In hyperbolic PDEs, the smoothness of the solution depends on the smoothness of the initial and boundary conditions. For instance, if there is a jump in the data at the start or at the boundaries, then the jump will propagate as a shock in the solution. In order to provide smooth solutions for the hyperbolic stochastic model, and motivated by the Lax-Wendroff scheme, we employ the results derived in [9] concerning the convergence of solution of the hyperbolic equations to solutions of approximate parabolic equations as a vanishing viscosity limit. In this case, we use the Lax-Wendroff finite numerical scheme for the parabolic approximation along with the Upwind finite difference scheme for the purely hyperbolic problem. Then, it is evaluated numerically that only the parabolic approximation of the solution, derived through the vanishing viscosity limit, converges to the solution of the stochastic hyperbolic equation.

The Wiener chaos algorithm is significantly faster than the Monte Carlo method, while the numerical results derived through the proposed method are very accurate and almost identical to the Monte Carlo solution. As the theoretical basis of the Wiener chaos method is independent of the number of spatial dimensions, the computational gain of the implementation of the proposed numerical method will be definitely increased in higher spatial dimensions. Comparing the performance of the two different numerical approaches proposed in this paper, we conclude that the Upwind method produces apparently diffusive and unstable results. Thus, we conclude that the use of the Lax-Wendroff scheme, which is equivalent to the use of the vanishing viscosity limit, provides us with stable solutions that depend smoothly upon the data of the problem.

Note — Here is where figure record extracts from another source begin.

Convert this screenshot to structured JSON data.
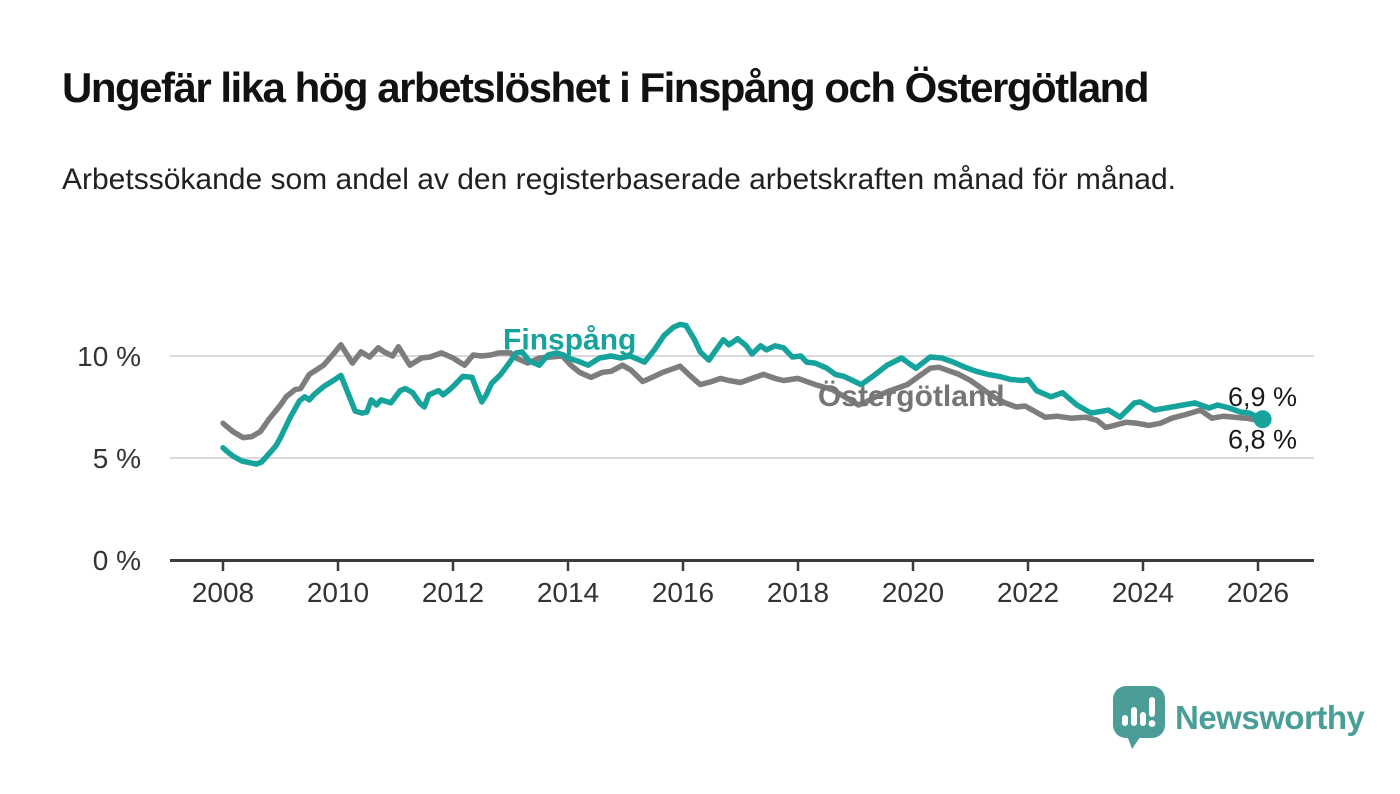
{
  "header": {
    "title": "Ungefär lika hög arbetslöshet i Finspång och Östergötland",
    "subtitle": "Arbetssökande som andel av den registerbaserade arbetskraften månad för månad."
  },
  "chart_data": {
    "type": "line",
    "title": "Ungefär lika hög arbetslöshet i Finspång och Östergötland",
    "subtitle": "Arbetssökande som andel av den registerbaserade arbetskraften månad för månad.",
    "unit": "%",
    "grid": "horizontal-only",
    "legend_position": "inline-labels",
    "colors": {
      "finspang": "#16a39b",
      "ostergotland": "#7d7d7d",
      "ostergotland_label": "#757575",
      "axis": "#3b3b3b",
      "gridline": "#d9d9d9",
      "tick_text": "#333333",
      "value_text": "#1a1a1a"
    },
    "x_axis": {
      "range_years": [
        2007.1,
        2027.0
      ],
      "ticks": [
        "2008",
        "2010",
        "2012",
        "2014",
        "2016",
        "2018",
        "2020",
        "2022",
        "2024",
        "2026"
      ],
      "tick_values": [
        2008,
        2010,
        2012,
        2014,
        2016,
        2018,
        2020,
        2022,
        2024,
        2026
      ]
    },
    "y_axis": {
      "range": [
        0,
        12.5
      ],
      "ticks": [
        {
          "label": "0 %",
          "value": 0
        },
        {
          "label": "5 %",
          "value": 5
        },
        {
          "label": "10 %",
          "value": 10
        }
      ]
    },
    "series": [
      {
        "id": "ostergotland",
        "name": "Östergötland",
        "color": "#7d7d7d",
        "label_color": "#757575",
        "label_at": [
          2019.97,
          8.1
        ],
        "end_label": "6,8 %",
        "end_marker": false,
        "points": [
          [
            2008.0,
            6.7
          ],
          [
            2008.17,
            6.3
          ],
          [
            2008.35,
            6.0
          ],
          [
            2008.5,
            6.05
          ],
          [
            2008.65,
            6.3
          ],
          [
            2008.8,
            6.9
          ],
          [
            2009.0,
            7.6
          ],
          [
            2009.1,
            8.0
          ],
          [
            2009.25,
            8.35
          ],
          [
            2009.35,
            8.4
          ],
          [
            2009.5,
            9.1
          ],
          [
            2009.75,
            9.55
          ],
          [
            2009.92,
            10.1
          ],
          [
            2010.05,
            10.55
          ],
          [
            2010.25,
            9.65
          ],
          [
            2010.4,
            10.2
          ],
          [
            2010.55,
            9.95
          ],
          [
            2010.7,
            10.4
          ],
          [
            2010.8,
            10.2
          ],
          [
            2010.95,
            10.0
          ],
          [
            2011.05,
            10.45
          ],
          [
            2011.25,
            9.55
          ],
          [
            2011.45,
            9.9
          ],
          [
            2011.6,
            9.95
          ],
          [
            2011.8,
            10.15
          ],
          [
            2012.0,
            9.9
          ],
          [
            2012.2,
            9.55
          ],
          [
            2012.35,
            10.05
          ],
          [
            2012.5,
            10.0
          ],
          [
            2012.65,
            10.05
          ],
          [
            2012.8,
            10.15
          ],
          [
            2013.0,
            10.15
          ],
          [
            2013.1,
            9.9
          ],
          [
            2013.3,
            9.65
          ],
          [
            2013.5,
            9.9
          ],
          [
            2013.7,
            9.95
          ],
          [
            2013.9,
            10.0
          ],
          [
            2014.05,
            9.55
          ],
          [
            2014.2,
            9.2
          ],
          [
            2014.4,
            8.95
          ],
          [
            2014.6,
            9.2
          ],
          [
            2014.75,
            9.25
          ],
          [
            2014.95,
            9.55
          ],
          [
            2015.1,
            9.3
          ],
          [
            2015.3,
            8.75
          ],
          [
            2015.5,
            9.0
          ],
          [
            2015.65,
            9.2
          ],
          [
            2015.95,
            9.5
          ],
          [
            2016.1,
            9.1
          ],
          [
            2016.3,
            8.6
          ],
          [
            2016.5,
            8.75
          ],
          [
            2016.65,
            8.9
          ],
          [
            2016.8,
            8.8
          ],
          [
            2017.0,
            8.7
          ],
          [
            2017.2,
            8.9
          ],
          [
            2017.4,
            9.1
          ],
          [
            2017.6,
            8.9
          ],
          [
            2017.75,
            8.8
          ],
          [
            2018.0,
            8.9
          ],
          [
            2018.3,
            8.6
          ],
          [
            2018.6,
            8.35
          ],
          [
            2018.9,
            7.85
          ],
          [
            2019.05,
            7.6
          ],
          [
            2019.15,
            7.7
          ],
          [
            2019.35,
            8.0
          ],
          [
            2019.6,
            8.3
          ],
          [
            2019.9,
            8.6
          ],
          [
            2020.1,
            9.0
          ],
          [
            2020.3,
            9.4
          ],
          [
            2020.45,
            9.45
          ],
          [
            2020.6,
            9.3
          ],
          [
            2020.8,
            9.1
          ],
          [
            2021.0,
            8.8
          ],
          [
            2021.2,
            8.4
          ],
          [
            2021.4,
            8.0
          ],
          [
            2021.6,
            7.7
          ],
          [
            2021.8,
            7.5
          ],
          [
            2021.95,
            7.55
          ],
          [
            2022.3,
            7.0
          ],
          [
            2022.5,
            7.05
          ],
          [
            2022.75,
            6.95
          ],
          [
            2023.0,
            7.0
          ],
          [
            2023.2,
            6.85
          ],
          [
            2023.35,
            6.5
          ],
          [
            2023.5,
            6.6
          ],
          [
            2023.7,
            6.75
          ],
          [
            2023.9,
            6.7
          ],
          [
            2024.1,
            6.6
          ],
          [
            2024.3,
            6.7
          ],
          [
            2024.5,
            6.95
          ],
          [
            2024.7,
            7.1
          ],
          [
            2025.0,
            7.35
          ],
          [
            2025.2,
            6.95
          ],
          [
            2025.4,
            7.05
          ],
          [
            2025.6,
            7.0
          ],
          [
            2025.8,
            6.95
          ],
          [
            2026.08,
            6.8
          ]
        ]
      },
      {
        "id": "finspang",
        "name": "Finspång",
        "color": "#16a39b",
        "label_color": "#16a39b",
        "label_at": [
          2014.03,
          10.85
        ],
        "end_label": "6,9 %",
        "end_marker": true,
        "points": [
          [
            2008.0,
            5.5
          ],
          [
            2008.08,
            5.3
          ],
          [
            2008.17,
            5.1
          ],
          [
            2008.33,
            4.85
          ],
          [
            2008.5,
            4.75
          ],
          [
            2008.58,
            4.7
          ],
          [
            2008.67,
            4.8
          ],
          [
            2008.83,
            5.3
          ],
          [
            2008.92,
            5.6
          ],
          [
            2009.0,
            6.0
          ],
          [
            2009.17,
            7.0
          ],
          [
            2009.33,
            7.8
          ],
          [
            2009.42,
            8.0
          ],
          [
            2009.5,
            7.85
          ],
          [
            2009.58,
            8.1
          ],
          [
            2009.75,
            8.5
          ],
          [
            2009.92,
            8.8
          ],
          [
            2010.05,
            9.05
          ],
          [
            2010.17,
            8.2
          ],
          [
            2010.3,
            7.3
          ],
          [
            2010.42,
            7.2
          ],
          [
            2010.5,
            7.25
          ],
          [
            2010.58,
            7.85
          ],
          [
            2010.67,
            7.6
          ],
          [
            2010.75,
            7.85
          ],
          [
            2010.92,
            7.7
          ],
          [
            2011.08,
            8.3
          ],
          [
            2011.17,
            8.4
          ],
          [
            2011.3,
            8.2
          ],
          [
            2011.42,
            7.7
          ],
          [
            2011.5,
            7.5
          ],
          [
            2011.58,
            8.1
          ],
          [
            2011.75,
            8.3
          ],
          [
            2011.83,
            8.1
          ],
          [
            2011.92,
            8.3
          ],
          [
            2012.0,
            8.5
          ],
          [
            2012.17,
            9.0
          ],
          [
            2012.33,
            8.95
          ],
          [
            2012.42,
            8.3
          ],
          [
            2012.5,
            7.75
          ],
          [
            2012.58,
            8.1
          ],
          [
            2012.67,
            8.65
          ],
          [
            2012.83,
            9.1
          ],
          [
            2012.95,
            9.55
          ],
          [
            2013.1,
            10.15
          ],
          [
            2013.2,
            10.2
          ],
          [
            2013.33,
            9.75
          ],
          [
            2013.5,
            9.55
          ],
          [
            2013.65,
            10.05
          ],
          [
            2013.8,
            10.15
          ],
          [
            2013.92,
            10.05
          ],
          [
            2014.0,
            9.9
          ],
          [
            2014.17,
            9.75
          ],
          [
            2014.35,
            9.55
          ],
          [
            2014.55,
            9.9
          ],
          [
            2014.75,
            10.0
          ],
          [
            2014.92,
            9.9
          ],
          [
            2015.08,
            10.0
          ],
          [
            2015.25,
            9.8
          ],
          [
            2015.33,
            9.7
          ],
          [
            2015.5,
            10.3
          ],
          [
            2015.67,
            11.0
          ],
          [
            2015.83,
            11.4
          ],
          [
            2015.95,
            11.55
          ],
          [
            2016.05,
            11.5
          ],
          [
            2016.2,
            10.8
          ],
          [
            2016.3,
            10.2
          ],
          [
            2016.45,
            9.8
          ],
          [
            2016.6,
            10.4
          ],
          [
            2016.7,
            10.8
          ],
          [
            2016.8,
            10.55
          ],
          [
            2016.95,
            10.85
          ],
          [
            2017.1,
            10.5
          ],
          [
            2017.2,
            10.1
          ],
          [
            2017.35,
            10.5
          ],
          [
            2017.45,
            10.3
          ],
          [
            2017.6,
            10.5
          ],
          [
            2017.75,
            10.4
          ],
          [
            2017.9,
            9.95
          ],
          [
            2018.05,
            10.0
          ],
          [
            2018.15,
            9.7
          ],
          [
            2018.3,
            9.65
          ],
          [
            2018.5,
            9.4
          ],
          [
            2018.65,
            9.1
          ],
          [
            2018.8,
            9.0
          ],
          [
            2018.95,
            8.8
          ],
          [
            2019.1,
            8.6
          ],
          [
            2019.3,
            9.0
          ],
          [
            2019.55,
            9.55
          ],
          [
            2019.8,
            9.9
          ],
          [
            2019.95,
            9.6
          ],
          [
            2020.05,
            9.4
          ],
          [
            2020.3,
            9.95
          ],
          [
            2020.5,
            9.9
          ],
          [
            2020.7,
            9.7
          ],
          [
            2020.9,
            9.45
          ],
          [
            2021.1,
            9.25
          ],
          [
            2021.3,
            9.1
          ],
          [
            2021.5,
            9.0
          ],
          [
            2021.7,
            8.85
          ],
          [
            2021.9,
            8.8
          ],
          [
            2022.0,
            8.85
          ],
          [
            2022.15,
            8.3
          ],
          [
            2022.4,
            8.0
          ],
          [
            2022.6,
            8.2
          ],
          [
            2022.85,
            7.6
          ],
          [
            2023.1,
            7.2
          ],
          [
            2023.4,
            7.35
          ],
          [
            2023.6,
            7.0
          ],
          [
            2023.85,
            7.7
          ],
          [
            2023.95,
            7.75
          ],
          [
            2024.2,
            7.35
          ],
          [
            2024.5,
            7.5
          ],
          [
            2024.7,
            7.6
          ],
          [
            2024.9,
            7.7
          ],
          [
            2025.15,
            7.45
          ],
          [
            2025.3,
            7.6
          ],
          [
            2025.5,
            7.45
          ],
          [
            2025.7,
            7.25
          ],
          [
            2025.85,
            7.2
          ],
          [
            2026.08,
            6.9
          ]
        ]
      }
    ]
  },
  "footer": {
    "brand": "Newsworthy",
    "brand_color": "#4a9e97"
  }
}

Concluding, the main advantage of the Wiener chaos expansion is the fast convergence due to the structure of the propagator of the Wiener chaos expansion, as a lower triangular system of deterministic equations. Another great advantage is the efficiency due to the orthogonality of the Hermite polynomials that generate the stochastic basis. The proposed method is general and can be easily extended to a broad family of hyperbolic stochastic partial differential equations. The use of the Wiener chaos expansion for the study of hyperbolic SPDEs is not necessarily restricted to the calculation of statistical moments. Through the proper modification of Markov type inequalities or formulae such as the Rice formula [1] one may use the deterministic propagator to approximate the level sets of the random field generated by the solution of the SPDE. This is beyond the scope of the present work and is under active consideration.